Тащу себя обратно в «Галльский петух». Днём дверь не закрывают, поэтому я беспрепятственно вхожу в отель и, миновав столовую, оказываюсь в гостиной. Здесь я ещё не был. Гостиная представляет собой уютную комнату с круглым столом посередине. Над столом висит лампа в розовом абажуре. Вокруг стоят глубокие мягкие кресла. У стены огромный телевизор, под ним видеоплеер, ещё ниже полки с видеокассетами и дисками. Рядом тумбочка с телефонным аппаратом. У стены напротив — книжный шкаф. За стеклом — шеренги книг в разноцветных обложках. На низком журнальном столике в углу лежит кипа журналов.
Внезапно один из предметов мебели в самом тёмном углу двигается и громко произносит:
— Камбрэ!
От неожиданности я вздрагиваю и проворно разворачиваю себя в сторону ожившей вещи. Слава тебе господи! Это не мебель заговорила со мной. Это мощный старик с такой длинной нечёсаной бородой, словно его родителями были синьор Карабас-Барабас и знаменитая бородатая женщина. Отвислые бакенбарды, свисающие со щёк, как две серые мочалки, длинное багровое лицо. На орлином носу надёжно сидят очки. Возможно, его далёким предком был д’Артаньян или конь д’Артаньяна. Заросший старикан возвышается в инвалидном кресле на колёсиках. В руках у него раскрытая Библия. На груди висит тяжёлое потемневшее распятие.
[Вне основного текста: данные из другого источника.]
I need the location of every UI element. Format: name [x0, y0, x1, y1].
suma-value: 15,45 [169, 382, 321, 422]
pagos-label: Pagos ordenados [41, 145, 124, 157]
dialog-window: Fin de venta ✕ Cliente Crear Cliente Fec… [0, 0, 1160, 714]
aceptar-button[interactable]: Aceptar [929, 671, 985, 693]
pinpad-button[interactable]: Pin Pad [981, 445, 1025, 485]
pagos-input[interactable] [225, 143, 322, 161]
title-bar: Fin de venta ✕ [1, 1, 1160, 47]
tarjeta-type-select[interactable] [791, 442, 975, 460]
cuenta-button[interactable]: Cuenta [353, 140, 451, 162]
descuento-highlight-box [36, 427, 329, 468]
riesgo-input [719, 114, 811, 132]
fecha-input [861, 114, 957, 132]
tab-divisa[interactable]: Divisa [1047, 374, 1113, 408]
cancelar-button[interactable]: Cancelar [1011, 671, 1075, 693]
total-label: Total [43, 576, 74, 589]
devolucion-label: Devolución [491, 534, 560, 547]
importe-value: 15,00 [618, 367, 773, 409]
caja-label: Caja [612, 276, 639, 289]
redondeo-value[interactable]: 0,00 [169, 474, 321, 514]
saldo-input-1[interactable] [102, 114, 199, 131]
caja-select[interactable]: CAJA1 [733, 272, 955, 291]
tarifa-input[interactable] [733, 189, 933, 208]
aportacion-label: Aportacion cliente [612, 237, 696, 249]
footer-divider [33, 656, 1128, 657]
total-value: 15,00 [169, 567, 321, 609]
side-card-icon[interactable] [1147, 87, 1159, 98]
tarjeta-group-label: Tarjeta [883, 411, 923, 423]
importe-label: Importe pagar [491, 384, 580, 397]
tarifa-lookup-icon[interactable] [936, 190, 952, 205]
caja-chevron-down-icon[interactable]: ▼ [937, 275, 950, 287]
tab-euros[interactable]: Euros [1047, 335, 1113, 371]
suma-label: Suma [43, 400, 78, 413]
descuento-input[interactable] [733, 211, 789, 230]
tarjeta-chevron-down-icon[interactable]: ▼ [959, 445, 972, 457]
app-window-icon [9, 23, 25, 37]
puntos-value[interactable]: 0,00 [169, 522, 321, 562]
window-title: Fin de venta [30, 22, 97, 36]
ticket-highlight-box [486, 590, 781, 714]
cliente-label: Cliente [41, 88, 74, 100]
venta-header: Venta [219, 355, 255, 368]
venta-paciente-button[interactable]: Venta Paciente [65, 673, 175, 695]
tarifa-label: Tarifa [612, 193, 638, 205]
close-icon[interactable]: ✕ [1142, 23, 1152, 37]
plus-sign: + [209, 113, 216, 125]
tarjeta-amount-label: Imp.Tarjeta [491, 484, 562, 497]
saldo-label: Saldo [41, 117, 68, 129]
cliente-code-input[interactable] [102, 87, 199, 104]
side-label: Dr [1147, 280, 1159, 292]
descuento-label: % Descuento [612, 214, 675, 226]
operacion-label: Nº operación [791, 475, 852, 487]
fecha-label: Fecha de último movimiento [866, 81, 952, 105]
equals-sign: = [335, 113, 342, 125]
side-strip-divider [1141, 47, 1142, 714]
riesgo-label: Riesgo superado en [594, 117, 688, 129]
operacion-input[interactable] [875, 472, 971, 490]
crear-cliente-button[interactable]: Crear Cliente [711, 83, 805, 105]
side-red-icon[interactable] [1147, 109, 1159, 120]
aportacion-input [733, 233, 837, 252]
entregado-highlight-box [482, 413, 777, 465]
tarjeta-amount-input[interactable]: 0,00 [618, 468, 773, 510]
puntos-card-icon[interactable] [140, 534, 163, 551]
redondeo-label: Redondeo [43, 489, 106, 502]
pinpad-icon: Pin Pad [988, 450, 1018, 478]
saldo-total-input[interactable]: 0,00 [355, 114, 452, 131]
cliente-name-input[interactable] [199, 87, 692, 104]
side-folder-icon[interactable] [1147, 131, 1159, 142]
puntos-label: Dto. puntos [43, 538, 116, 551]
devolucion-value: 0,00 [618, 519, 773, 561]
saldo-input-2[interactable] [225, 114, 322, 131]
— Меня зовут Франсуа Камбрэ, — звучно повторяет старик, — а как вас зовут, брат мой?
Я называю своё имя и добавляю, что вчера приехал из Германии.
— Из немецкого я знаю только еine Bier![6] — чеканно сообщает мне Франсуа Камбрэ. Я понимаю его речь вполне сносно. Голос старикана звучит размеренно и чётко, как кремлёвские куранты.
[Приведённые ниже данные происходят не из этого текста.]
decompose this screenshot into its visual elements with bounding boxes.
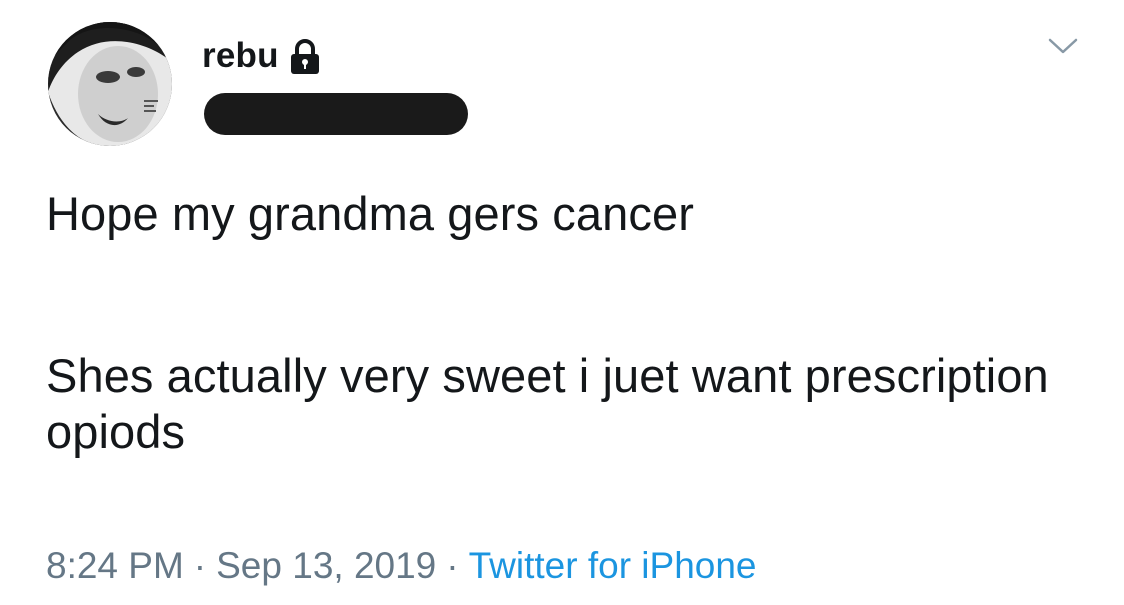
meta-separator: ·: [446, 545, 459, 586]
avatar[interactable]: [48, 22, 172, 146]
chevron-down-icon[interactable]: [1046, 34, 1080, 58]
lock-icon: [289, 38, 321, 76]
meta-separator: ·: [193, 545, 207, 586]
tweet-source-link[interactable]: Twitter for iPhone: [469, 545, 757, 586]
tweet-meta: 8:24 PM · Sep 13, 2019 · Twitter for iPhone: [46, 541, 757, 591]
user-name-row: rebu: [202, 36, 321, 76]
tweet-date[interactable]: Sep 13, 2019: [216, 545, 436, 586]
tweet-time[interactable]: 8:24 PM: [46, 545, 184, 586]
avatar-image: [48, 22, 172, 146]
tweet-paragraph: Shes actually very sweet i juet want pre…: [46, 349, 1049, 458]
redacted-handle: [204, 93, 468, 135]
tweet-card: rebu Hope my grandma gers cancer Shes ac…: [0, 0, 1124, 605]
tweet-paragraph: Hope my grandma gers cancer: [46, 187, 694, 240]
display-name[interactable]: rebu: [202, 36, 279, 76]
Улыбаясь, я пячусь к выходу. Бородач говорит ещё что-то, но это я уже не понимаю. Покинув гостиную, задерживаюсь возле столовой. Слышно, как Луиза и Кассандра, гремя посудой, о чём-то переговариваются на кухне. Я решаю важный вопрос, чем мне сейчас заняться. Вскарабкаться по скрипучей лестнице в свой номер или подышать свежим воздухом, несмотря на дождь? Вспоминаю, что Марина говорила: я должен больше гулять. Это решает дело в пользу улицы.